TGR: Any areas of the world that you’re focusing on or avoiding?

ES: I can probably better answer that by what I might avoid rather than where I might focus because you’ve got to go wherever the ore body is. I do have some concerns in regards to some countries in Africa. Likewise, I do have some concerns about some Eastern European countries. So, really, North and South America seem like the more logical places to go. Australia would certainly be on our screen if there was something interesting down there, and we own some gold stocks in Australia. You want to find a country where things are relatively stable. We realize that even in our own country things are never entirely stable. You really want to try to minimize the political risk.

Please stay tuned tomorrow for Part 2 of this article

Eric Sprott has accumulated 35 years of experience in the investment industry. After earning his designation as a chartered accountant, Eric entered the investment industry as a research analyst at Merrill Lynch. In 1981, he founded Sprott Securities, which today is one of Canada's largest independently owned securities firms with offices in Toronto, Calgary and Montreal. After establishing Sprott Asset Management Inc. in December 2001 as a separate entity, Eric divested his entire ownership of Sprott Securities to its employees.

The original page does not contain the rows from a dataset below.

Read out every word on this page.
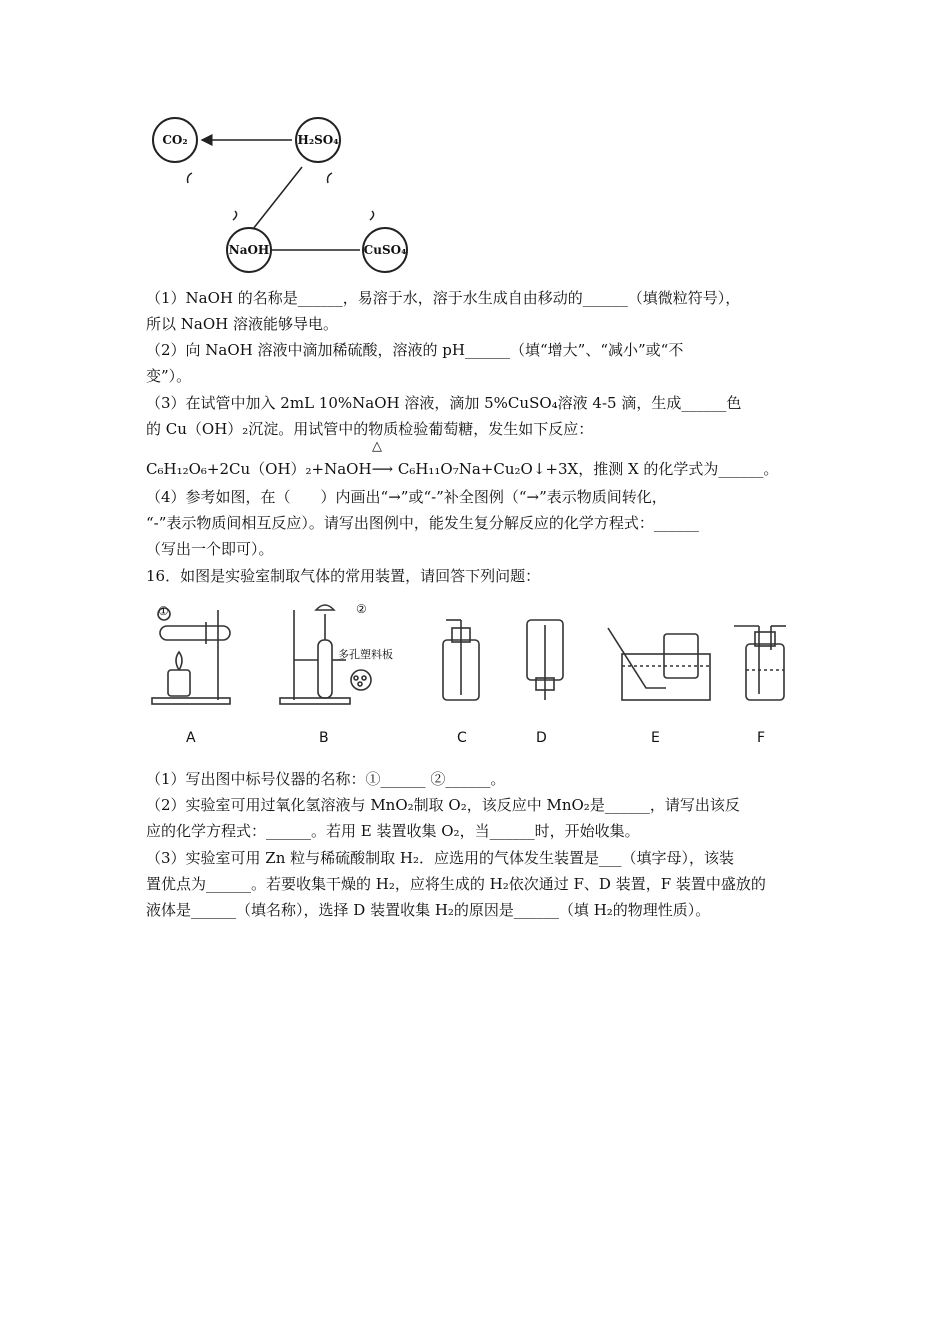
CO₂	H₂SO₄
NaOH	CuSO₄
（1）NaOH 的名称是______，易溶于水，溶于水生成自由移动的______（填微粒符号），
所以 NaOH 溶液能够导电。
（2）向 NaOH 溶液中滴加稀硫酸，溶液的 pH______（填“增大”、“减小”或“不
变”）。
（3）在试管中加入 2mL 10%NaOH 溶液，滴加 5%CuSO₄溶液 4-5 滴，生成______色
的 Cu（OH）₂沉淀。用试管中的物质检验葡萄糖，发生如下反应：
△
C₆H₁₂O₆+2Cu（OH）₂+NaOH⟶ C₆H₁₁O₇Na+Cu₂O↓+3X，推测 X 的化学式为______。
（4）参考如图，在（　　）内画出“→”或“-”补全图例（“→”表示物质间转化，
“-”表示物质间相互反应）。请写出图例中，能发生复分解反应的化学方程式：______
（写出一个即可）。
16．如图是实验室制取气体的常用装置，请回答下列问题：
①	②
多孔塑料板
A	B	C	D	E	F
（1）写出图中标号仪器的名称：①______ ②______。
（2）实验室可用过氧化氢溶液与 MnO₂制取 O₂，该反应中 MnO₂是______，请写出该反
应的化学方程式：______。若用 E 装置收集 O₂，当______时，开始收集。
（3）实验室可用 Zn 粒与稀硫酸制取 H₂．应选用的气体发生装置是___（填字母），该装
置优点为______。若要收集干燥的 H₂，应将生成的 H₂依次通过 F、D 装置，F 装置中盛放的
液体是______（填名称），选择 D 装置收集 H₂的原因是______（填 H₂的物理性质）。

Eric's investment abilities are well represented in his track record in managing the Sprott Hedge Fund L.P., Sprott Hedge Fund L.P. II, Sprott Offshore Fund, Sprott Canadian Equity Fund, Sprott Energy Fund and Sprott Managed Accounts. In December 2004, the Sprott Hedge Fund L.P. was the winner of the Opportunistic Strategy Hedge Fund Award at the Canadian Investment Awards. In addition, the Sprott Offshore Fund, Ltd., won the 2006 MarHedge Annual Performance Award under the Canada-Based Manager category. Furthermore, in October 2006, Eric was the recipient of the 2006 Ernst & Young Entrepreneur of the Year Award (Financial Services) and the 2006 Ernst & Young Entrepreneur of the Year for Ontario. In December 2007, Eric was named Fund Manager of the Year by Investment Executive, a widely circulated publication for Canadian financial advisors.

Sprott Money Ltd. is one of Eric’s newest ventures. As one of Canada’s largest owners of gold and silver bullion the company’s goal is to facilitate ownership of precious metals to the general public.